Before we get started with the solution process for this system we need to make it clear that there is no “one correct solution path”. There are lots of solution paths that we can take to find the solution to this system. All are correct and all will end up with the same solution to the system (provided the work has been done correctly of course…).

Okay, let’s get started on the solution to this system.

The Method of Elimination tells us that we first need to multiply one or both of the equations by constants so that one of the variables has the same coefficient but with opposite signs and then add the two equations.

For this system if we multiply the first equation by 2 then the first equation will have an \(x\) coefficient of 12 while the second equation will have an \(x\) coefficient of -12. This is exactly what we need so we’ll do that and then add the resulting equations.

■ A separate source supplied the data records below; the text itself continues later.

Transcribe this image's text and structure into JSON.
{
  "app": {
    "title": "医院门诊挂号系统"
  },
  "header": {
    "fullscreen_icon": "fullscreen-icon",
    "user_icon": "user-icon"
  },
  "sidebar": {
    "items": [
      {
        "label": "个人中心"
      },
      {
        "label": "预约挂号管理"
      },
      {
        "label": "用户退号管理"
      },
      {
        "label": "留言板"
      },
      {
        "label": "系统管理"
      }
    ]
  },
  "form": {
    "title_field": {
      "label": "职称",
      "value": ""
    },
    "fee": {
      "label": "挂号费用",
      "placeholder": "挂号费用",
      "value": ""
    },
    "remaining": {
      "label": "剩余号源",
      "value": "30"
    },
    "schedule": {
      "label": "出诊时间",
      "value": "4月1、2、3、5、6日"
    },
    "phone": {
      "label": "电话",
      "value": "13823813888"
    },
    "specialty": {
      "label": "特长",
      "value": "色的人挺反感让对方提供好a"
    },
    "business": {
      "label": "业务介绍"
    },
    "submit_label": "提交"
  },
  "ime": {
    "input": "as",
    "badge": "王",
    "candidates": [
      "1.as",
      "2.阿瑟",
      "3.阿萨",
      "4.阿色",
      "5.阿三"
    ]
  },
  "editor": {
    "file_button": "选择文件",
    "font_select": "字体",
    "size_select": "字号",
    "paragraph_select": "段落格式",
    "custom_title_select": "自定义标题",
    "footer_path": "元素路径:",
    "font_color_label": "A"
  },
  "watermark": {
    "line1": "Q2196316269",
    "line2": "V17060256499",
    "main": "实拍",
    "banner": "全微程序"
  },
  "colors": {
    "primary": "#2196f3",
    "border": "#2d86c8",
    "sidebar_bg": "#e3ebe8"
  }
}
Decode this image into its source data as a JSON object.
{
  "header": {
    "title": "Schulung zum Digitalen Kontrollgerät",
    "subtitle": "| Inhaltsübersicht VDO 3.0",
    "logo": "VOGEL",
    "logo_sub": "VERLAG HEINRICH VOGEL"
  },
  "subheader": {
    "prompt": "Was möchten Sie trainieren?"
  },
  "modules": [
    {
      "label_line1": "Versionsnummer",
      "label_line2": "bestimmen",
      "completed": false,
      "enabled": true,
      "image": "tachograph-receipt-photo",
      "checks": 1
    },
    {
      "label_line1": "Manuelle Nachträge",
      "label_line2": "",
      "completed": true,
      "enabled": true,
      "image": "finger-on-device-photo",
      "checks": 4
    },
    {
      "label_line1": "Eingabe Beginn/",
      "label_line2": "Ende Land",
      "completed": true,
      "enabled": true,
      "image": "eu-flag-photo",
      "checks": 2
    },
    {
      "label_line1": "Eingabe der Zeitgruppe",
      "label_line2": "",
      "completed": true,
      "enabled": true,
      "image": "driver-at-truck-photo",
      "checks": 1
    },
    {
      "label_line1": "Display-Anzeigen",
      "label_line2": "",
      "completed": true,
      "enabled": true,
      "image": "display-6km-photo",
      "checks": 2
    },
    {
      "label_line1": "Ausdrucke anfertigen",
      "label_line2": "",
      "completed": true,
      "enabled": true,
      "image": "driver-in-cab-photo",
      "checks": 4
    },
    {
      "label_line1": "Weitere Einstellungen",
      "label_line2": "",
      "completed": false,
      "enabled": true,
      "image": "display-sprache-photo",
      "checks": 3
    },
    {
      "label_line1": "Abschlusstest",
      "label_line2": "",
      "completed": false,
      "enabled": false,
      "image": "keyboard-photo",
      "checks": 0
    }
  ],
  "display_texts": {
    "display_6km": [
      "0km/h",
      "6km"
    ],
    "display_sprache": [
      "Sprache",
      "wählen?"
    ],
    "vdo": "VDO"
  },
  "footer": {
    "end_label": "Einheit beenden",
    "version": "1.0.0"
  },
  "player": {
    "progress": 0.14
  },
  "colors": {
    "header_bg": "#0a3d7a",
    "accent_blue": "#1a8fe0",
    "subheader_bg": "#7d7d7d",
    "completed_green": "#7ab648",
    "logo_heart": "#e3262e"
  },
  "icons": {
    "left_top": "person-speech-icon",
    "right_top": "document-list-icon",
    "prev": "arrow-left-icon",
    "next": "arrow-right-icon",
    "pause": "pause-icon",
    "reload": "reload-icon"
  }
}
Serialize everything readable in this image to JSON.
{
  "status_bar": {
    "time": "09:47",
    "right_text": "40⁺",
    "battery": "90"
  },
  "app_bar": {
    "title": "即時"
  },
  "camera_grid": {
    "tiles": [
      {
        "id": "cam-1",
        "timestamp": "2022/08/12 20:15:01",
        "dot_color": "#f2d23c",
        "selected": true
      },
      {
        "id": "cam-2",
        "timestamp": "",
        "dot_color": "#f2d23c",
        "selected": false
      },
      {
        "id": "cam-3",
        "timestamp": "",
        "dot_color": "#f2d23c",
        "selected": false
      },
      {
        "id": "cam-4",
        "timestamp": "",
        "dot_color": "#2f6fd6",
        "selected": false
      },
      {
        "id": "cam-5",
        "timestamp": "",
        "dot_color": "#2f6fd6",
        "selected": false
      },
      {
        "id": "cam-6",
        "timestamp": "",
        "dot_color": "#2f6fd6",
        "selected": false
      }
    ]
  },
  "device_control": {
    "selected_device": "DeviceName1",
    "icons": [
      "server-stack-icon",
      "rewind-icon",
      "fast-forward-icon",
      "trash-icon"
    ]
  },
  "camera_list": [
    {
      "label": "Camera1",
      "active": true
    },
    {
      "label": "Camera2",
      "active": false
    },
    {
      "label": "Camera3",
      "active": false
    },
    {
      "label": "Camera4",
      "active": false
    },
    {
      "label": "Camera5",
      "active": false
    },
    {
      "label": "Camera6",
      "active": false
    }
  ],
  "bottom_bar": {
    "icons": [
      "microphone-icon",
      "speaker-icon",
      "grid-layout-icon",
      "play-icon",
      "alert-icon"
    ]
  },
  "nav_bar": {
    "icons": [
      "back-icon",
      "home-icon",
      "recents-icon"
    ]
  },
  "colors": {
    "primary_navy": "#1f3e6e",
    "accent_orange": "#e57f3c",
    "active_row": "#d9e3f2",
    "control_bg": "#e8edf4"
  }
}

\[\begin{align*} 6x-5y & =8 & \underrightarrow{\times \,\,2} \hspace{0.5in} & \,12x-10y=16 \\ -12x+2y & =0 & \underrightarrow{\mbox{same}} \hspace{0.5in} & \underline{-12x+2y=0} \\ & & & \hspace{0.45in} -8y=16 \end{align*}\] Show Step 2

We can now easily solve the result from the above step to see that \(y = - 2\).

Show Step 3

Finally, we can plug the value of \(y\) we found in the previous step in either of the original equations and solve for \(x\). We’ll use the first equation for this.

\[\begin{align*}6x - 5\left( { - 2} \right) & = 8\\ 6x + 10 & = 8\\ 6x & = - 2\hspace{0.25in} \to \hspace{0.25in}x = - \frac{1}{3}\end{align*}\]

The solution to the system is then : \(\require{bbox} \bbox[2pt,border:1px solid black]{{x = - \frac{1}{3},\,\,y = - 2}}\).